Medallists of the Order of the British Empire (BEM)
Janet Bays receives a British Empire Medal for services to the community in Wisbech.
Andrew Bendon, from Willingham, an emergency response volunteer with the British Red Cross, receives the British Empire Medal for voluntary service in Cambridgeshire during the Covid-19 response.
He helped to set up and manage a county food distribution warehouse, ensuring it was Covid-secure.
He helped oversee the work of British Red Cross community reserve volunteers and delivered emergency food parcels himself.
Dr Pamela Fisher, from Cambridge, receives the British Empire Medal for voluntary service to the community in Cambridgeshire.
Dr Tamsin Brown, from Cambridge, a community paediatrician at Cambridge Community Services NHS Trust, receives a British Empire Medal for services to the NHS during Covid-19.
Dr Brown is also known for creating a glue ear device, which uses a low-cost bone conduction transducer to turn sound into vibration which is restored to an audio signal by the brain. She was inspired by her daughter, Lilac, a glue ear patient, and also helped to create an app that helps youngsters who have glue ear.
David King, from Cambridge, a specialist paramedic with the East of England Ambulance Service, receives a British Empire Medal for services to the NHS and to fundraising.
He has particular skills in emergency medicine, pre-hospital care and pre-hospital trauma life support.
Gabriella Pimentel, from Cambridge, a musculoskeletal clinical specialist at Warrior Sports Rehabilitation, receives a British Empire Medal for services to the elderly during the Covid-19 pandemic.
Also a senior lecturer in clinical specialist physiotherapy within the Faculty of Sport, Health and Applied Science at St Mary’s University, Gabriella previously worked for the Football Association as a physiotherapist in the women's game and remains involved with both national gymnastics and football.
She is an expert in high grade hamstring injury rehabilitation and general lower limb injury.
Valerie Ware receives the British Empire Medal for services to the community in Tydd St Giles.

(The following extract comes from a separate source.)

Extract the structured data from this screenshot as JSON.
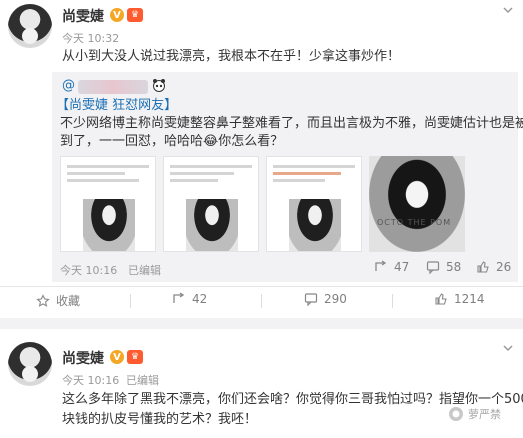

Dr Michael Weekes, from Cambridge, an infectious diseases clinician at Cambridge University Hospitals NHS Foundation Trust, receives a British Empire Medal for services to the NHS during Covid-19.
He helped to set up a Covid-19 testing service for NHS staff, sourcing funding for it and ensuring results were delivered back in 24 hours - an approach that influenced national policy.
Dr Weekes helped explore the rapid implementation of sequencing of theSARS-CoV-2 virus as a means of investigating cases of healthcare-associated Covid-19.
A member of the Cambridge Institute for Medical Research and the Cambridge Immunology Network, Dr Weekes is also a Wellcome Trust senior clinical fellow.
His team aims to understand how human cytomegalovirus and other intracellular pathogens evade the body’s innate immunity.
QUEEN’S FIRE SERVICE MEDAL (QFSM)
Christopher Strickland, the chief fire officer at Cambridgeshire Fire and Rescue Service, receives the Queen’s Fire Service Medal.
He joined the service in 2007 and took on the top job in 2016. Before that he was at Hertfordshire Fire and Rescue Service, which he joined in 1983 at the age of 18.